Nach Angaben des Bureau of Meteorology verursachen die Waldbrände riesige Gewitter, die weitere Brände auslösen könnten. Die Buschfeuer wachsen so stark und massiv, dass sie ihre eigenen Gewitter erzeugen und ein seltenes und gefährliches Wetterphänomen verursachen. Diese Formationen werden als "Pyrocumulonimbus" -Wolken bezeichnet und von der NASA als "feuerspeiende Wolken" definiert. Und sie atmen tatsächlich Feuer.

Pyro-Cumulonimbus-Wolken haben sich heute Nachmittag in Ost-#Gippsland zu Höhen über 16 km entwickelt. Diese durch Feuer verursachten Stürme können Brände durch Blitzschlag, Glutschlag und die Erzeugung starker Windabflüsse verbreiten. # VicWeather # VicFirespic.twitter.com / gZN6sC7meU

- Bureau of Meteorology, Victoria (@BOM_Vic), 30. Dezember 2019

Das Satellitenmaterial der Japan Meteorological Agency zeigt den intensiven Rauch, der atmosphärische Wolken erzeugt.
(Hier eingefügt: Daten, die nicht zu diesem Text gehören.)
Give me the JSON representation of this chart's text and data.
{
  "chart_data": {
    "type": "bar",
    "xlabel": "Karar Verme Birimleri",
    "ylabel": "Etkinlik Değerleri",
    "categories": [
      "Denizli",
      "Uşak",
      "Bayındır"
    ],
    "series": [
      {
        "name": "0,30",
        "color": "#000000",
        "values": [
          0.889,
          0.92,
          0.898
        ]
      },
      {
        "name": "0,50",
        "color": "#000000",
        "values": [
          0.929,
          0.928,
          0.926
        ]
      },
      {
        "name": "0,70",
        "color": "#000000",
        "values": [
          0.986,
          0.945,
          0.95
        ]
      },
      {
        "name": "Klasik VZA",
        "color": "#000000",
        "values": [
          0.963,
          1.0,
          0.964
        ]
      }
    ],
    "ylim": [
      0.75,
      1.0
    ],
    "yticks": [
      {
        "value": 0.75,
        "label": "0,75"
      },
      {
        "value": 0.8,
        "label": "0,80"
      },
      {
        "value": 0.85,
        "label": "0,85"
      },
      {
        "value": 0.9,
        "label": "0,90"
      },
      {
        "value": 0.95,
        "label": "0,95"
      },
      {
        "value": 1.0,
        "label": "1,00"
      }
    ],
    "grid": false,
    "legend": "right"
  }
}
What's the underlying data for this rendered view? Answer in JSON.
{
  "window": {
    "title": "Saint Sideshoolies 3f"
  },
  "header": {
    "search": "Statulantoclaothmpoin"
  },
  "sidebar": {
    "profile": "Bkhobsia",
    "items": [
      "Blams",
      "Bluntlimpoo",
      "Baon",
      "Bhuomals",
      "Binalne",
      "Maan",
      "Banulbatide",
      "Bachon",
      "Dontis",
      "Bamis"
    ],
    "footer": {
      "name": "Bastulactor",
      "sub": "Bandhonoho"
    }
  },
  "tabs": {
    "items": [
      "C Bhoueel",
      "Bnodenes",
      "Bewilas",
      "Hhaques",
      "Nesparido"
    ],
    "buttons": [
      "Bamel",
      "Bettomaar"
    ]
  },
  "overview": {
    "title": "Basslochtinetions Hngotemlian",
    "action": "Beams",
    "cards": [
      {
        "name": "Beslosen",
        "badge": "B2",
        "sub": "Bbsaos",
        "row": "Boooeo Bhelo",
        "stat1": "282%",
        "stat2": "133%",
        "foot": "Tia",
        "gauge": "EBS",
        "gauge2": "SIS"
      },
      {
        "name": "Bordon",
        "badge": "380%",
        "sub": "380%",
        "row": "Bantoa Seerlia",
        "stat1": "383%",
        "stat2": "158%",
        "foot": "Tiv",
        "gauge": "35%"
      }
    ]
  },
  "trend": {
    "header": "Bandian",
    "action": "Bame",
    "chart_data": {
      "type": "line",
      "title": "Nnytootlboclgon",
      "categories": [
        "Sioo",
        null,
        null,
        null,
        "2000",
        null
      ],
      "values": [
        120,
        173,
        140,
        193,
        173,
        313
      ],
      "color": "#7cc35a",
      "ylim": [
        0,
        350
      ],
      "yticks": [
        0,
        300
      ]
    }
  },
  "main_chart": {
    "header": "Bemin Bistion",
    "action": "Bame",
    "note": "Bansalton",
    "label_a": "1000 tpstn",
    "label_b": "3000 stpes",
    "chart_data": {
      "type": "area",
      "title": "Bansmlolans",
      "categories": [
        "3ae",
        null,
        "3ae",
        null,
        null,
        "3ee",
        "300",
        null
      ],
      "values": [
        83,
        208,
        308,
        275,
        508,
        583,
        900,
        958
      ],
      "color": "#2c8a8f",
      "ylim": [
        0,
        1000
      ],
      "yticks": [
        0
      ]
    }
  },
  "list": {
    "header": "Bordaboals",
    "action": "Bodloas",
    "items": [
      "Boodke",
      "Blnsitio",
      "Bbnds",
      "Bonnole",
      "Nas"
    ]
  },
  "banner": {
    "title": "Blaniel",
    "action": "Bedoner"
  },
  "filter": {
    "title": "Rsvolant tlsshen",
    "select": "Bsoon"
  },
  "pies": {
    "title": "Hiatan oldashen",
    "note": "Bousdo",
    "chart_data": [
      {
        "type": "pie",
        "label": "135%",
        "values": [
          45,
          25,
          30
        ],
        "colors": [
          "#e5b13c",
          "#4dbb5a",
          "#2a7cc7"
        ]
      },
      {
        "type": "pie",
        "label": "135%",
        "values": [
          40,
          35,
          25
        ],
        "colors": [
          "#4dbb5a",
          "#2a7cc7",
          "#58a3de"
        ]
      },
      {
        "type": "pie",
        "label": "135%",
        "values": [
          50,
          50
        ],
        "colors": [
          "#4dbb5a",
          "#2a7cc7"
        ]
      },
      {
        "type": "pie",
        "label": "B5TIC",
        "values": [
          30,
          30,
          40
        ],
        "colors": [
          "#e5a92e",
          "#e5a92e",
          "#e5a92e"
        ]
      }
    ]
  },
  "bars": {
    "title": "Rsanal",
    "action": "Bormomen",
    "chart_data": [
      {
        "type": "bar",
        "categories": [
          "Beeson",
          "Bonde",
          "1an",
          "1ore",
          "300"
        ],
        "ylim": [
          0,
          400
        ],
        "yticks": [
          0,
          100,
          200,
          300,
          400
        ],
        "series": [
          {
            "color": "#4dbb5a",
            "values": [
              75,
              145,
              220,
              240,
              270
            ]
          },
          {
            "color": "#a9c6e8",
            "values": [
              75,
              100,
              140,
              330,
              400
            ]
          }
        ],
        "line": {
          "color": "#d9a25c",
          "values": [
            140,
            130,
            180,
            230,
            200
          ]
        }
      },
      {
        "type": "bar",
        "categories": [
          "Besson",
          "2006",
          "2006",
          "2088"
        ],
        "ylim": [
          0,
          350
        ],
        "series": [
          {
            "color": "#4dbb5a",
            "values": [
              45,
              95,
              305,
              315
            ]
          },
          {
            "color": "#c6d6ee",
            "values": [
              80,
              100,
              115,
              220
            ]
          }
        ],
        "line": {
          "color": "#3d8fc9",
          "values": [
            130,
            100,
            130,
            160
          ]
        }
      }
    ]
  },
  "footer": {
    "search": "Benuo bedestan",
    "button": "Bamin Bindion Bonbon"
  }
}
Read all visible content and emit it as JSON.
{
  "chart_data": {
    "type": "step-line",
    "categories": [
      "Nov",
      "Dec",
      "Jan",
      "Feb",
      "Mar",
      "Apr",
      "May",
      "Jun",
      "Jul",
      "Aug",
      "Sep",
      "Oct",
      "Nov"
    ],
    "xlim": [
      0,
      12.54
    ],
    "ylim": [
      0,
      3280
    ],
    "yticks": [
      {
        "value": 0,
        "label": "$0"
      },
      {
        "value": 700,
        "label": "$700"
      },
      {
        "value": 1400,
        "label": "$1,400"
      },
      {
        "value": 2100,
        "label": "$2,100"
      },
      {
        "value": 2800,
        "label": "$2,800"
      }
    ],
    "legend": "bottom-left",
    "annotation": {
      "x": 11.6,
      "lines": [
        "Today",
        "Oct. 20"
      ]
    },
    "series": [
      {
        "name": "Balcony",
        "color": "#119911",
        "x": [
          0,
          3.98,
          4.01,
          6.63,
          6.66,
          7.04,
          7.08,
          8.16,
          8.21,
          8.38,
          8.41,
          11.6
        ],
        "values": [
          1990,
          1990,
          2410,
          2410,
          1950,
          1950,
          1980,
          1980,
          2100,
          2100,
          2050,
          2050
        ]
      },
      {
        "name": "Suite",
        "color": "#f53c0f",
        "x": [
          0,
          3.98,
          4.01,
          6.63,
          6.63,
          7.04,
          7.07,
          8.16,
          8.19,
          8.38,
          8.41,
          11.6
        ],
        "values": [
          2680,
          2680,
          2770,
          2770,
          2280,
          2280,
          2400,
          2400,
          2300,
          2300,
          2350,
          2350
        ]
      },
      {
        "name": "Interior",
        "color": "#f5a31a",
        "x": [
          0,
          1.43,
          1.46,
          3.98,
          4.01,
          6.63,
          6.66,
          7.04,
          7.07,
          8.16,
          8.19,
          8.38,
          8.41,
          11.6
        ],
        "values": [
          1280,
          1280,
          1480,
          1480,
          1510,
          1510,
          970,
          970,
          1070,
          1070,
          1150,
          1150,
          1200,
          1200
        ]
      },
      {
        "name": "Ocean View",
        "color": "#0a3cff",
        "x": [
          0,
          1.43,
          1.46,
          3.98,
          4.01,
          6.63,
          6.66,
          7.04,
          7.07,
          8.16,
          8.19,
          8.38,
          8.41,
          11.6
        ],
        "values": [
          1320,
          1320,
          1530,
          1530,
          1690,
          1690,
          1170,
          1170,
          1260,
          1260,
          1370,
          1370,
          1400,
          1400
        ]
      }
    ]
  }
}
SIEHE AUCH: LOKALE IN AUSTRALIEN, DIE VOM BUSHFIRE NACH WASSER ENTSTEHEN

Was ist ein Pyrocumulonimbus-Gewitter?

Ähnlich wie bei normalen Gewittern entsteht durch schnell aufsteigende Luft, die durch die Erwärmung der Luftsäule verursacht wird, ein Pyrocumulonimbus-Gewitter. Der Rauch kondensiert aufgrund der Menge an Wärme und Feuchtigkeit zu gefährlichen Gewitterwolken. Dies führt dazu, dass Glut anstelle von Wassertropfen vom Himmel fällt.

Die Bildung dieser Wolken erfolgt, wenn ein durch die Hitze des Feuers erzeugter Aufwind Rauch, Wasser und Asche in den Himmel saugt. Je höher diese Wolke ist, desto kühler wird sie. Infolgedessen bildet es eine "Feuerwolke", die aussieht und sich so verhält, wie sie regelmäßig Gewitter verursacht.

Diese Pyrocumulonimbus-Gewitter erzeugen häufig Blitze. Dies führt zu einem größeren Problem: Wenn der Sturm über das Land fegt, können die Elektrizitätsblitze neue Brände entzünden und die Waldbrände unwiederbringlich verbreiten.

Um Ihnen eine Vorstellung von dem möglichen Schaden zu geben, den diese Stürme verursachen, sagen wir einfach, dass ihre Federn so stark sind, dass sie Rauch in die Stratosphäre schießen können. Dies bedeutet, dass die Federn 6 bis 30 Meilen über der Erdoberfläche erreichen können.

Sie können eine in Aktion von diesem Video sehen.

Kann man sie bekämpfen?

Das Beängstigende ist, dass sie im Grunde nicht aufzuhalten sind. Wenn man sich mit einem konfrontiert sieht, wäre es klug, sich nicht in die Quere zu kommen.

Es gibt nur so wenig, was Notfallmannschaften tun können. Das Feuer des Kraftstoffs zu entziehen und darauf zu warten, dass es nachlässt, könnte die einzig gangbare Option sein.

Werden sie häufiger?

Früher ein ziemlich seltenes Ereignis, sind Pyrocumulonimbus-Gewitter in den letzten Jahren viel häufiger geworden. Ein Beispiel für ein solches Ereignis sind die Buschfeuer am Schwarzen Samstag in Australien im Jahr 2009, bei denen 173 Menschen ums Leben kamen.

Auch während der Brände in Canberra im Jahr 2003 haben Wissenschaftler vorausgesagt, dass der Klimawandel die Situation verschlechtern wird. Bedingungen wie hohe Temperaturen, starker Wind und wenig Feuchtigkeit helfen auch nicht. Wenn sich der Boden aufgrund des Klimawandels erwärmt und trocknet, können diese Stürme häufig auftreten und zu einem unregelmäßigen Brandverhalten und einer raschen Brandausbreitung führen.

Diese Sehenswürdigkeiten könnten Sie fragen lassen, ob die Erde erlebt, was die Venus einmal ertragen hat. Hoffentlich liegt ein blauer Himmel vor uns.


Schau das Video: Rettet die Tiere! Australien nach dem Feuer. DW Reporter (August 2022).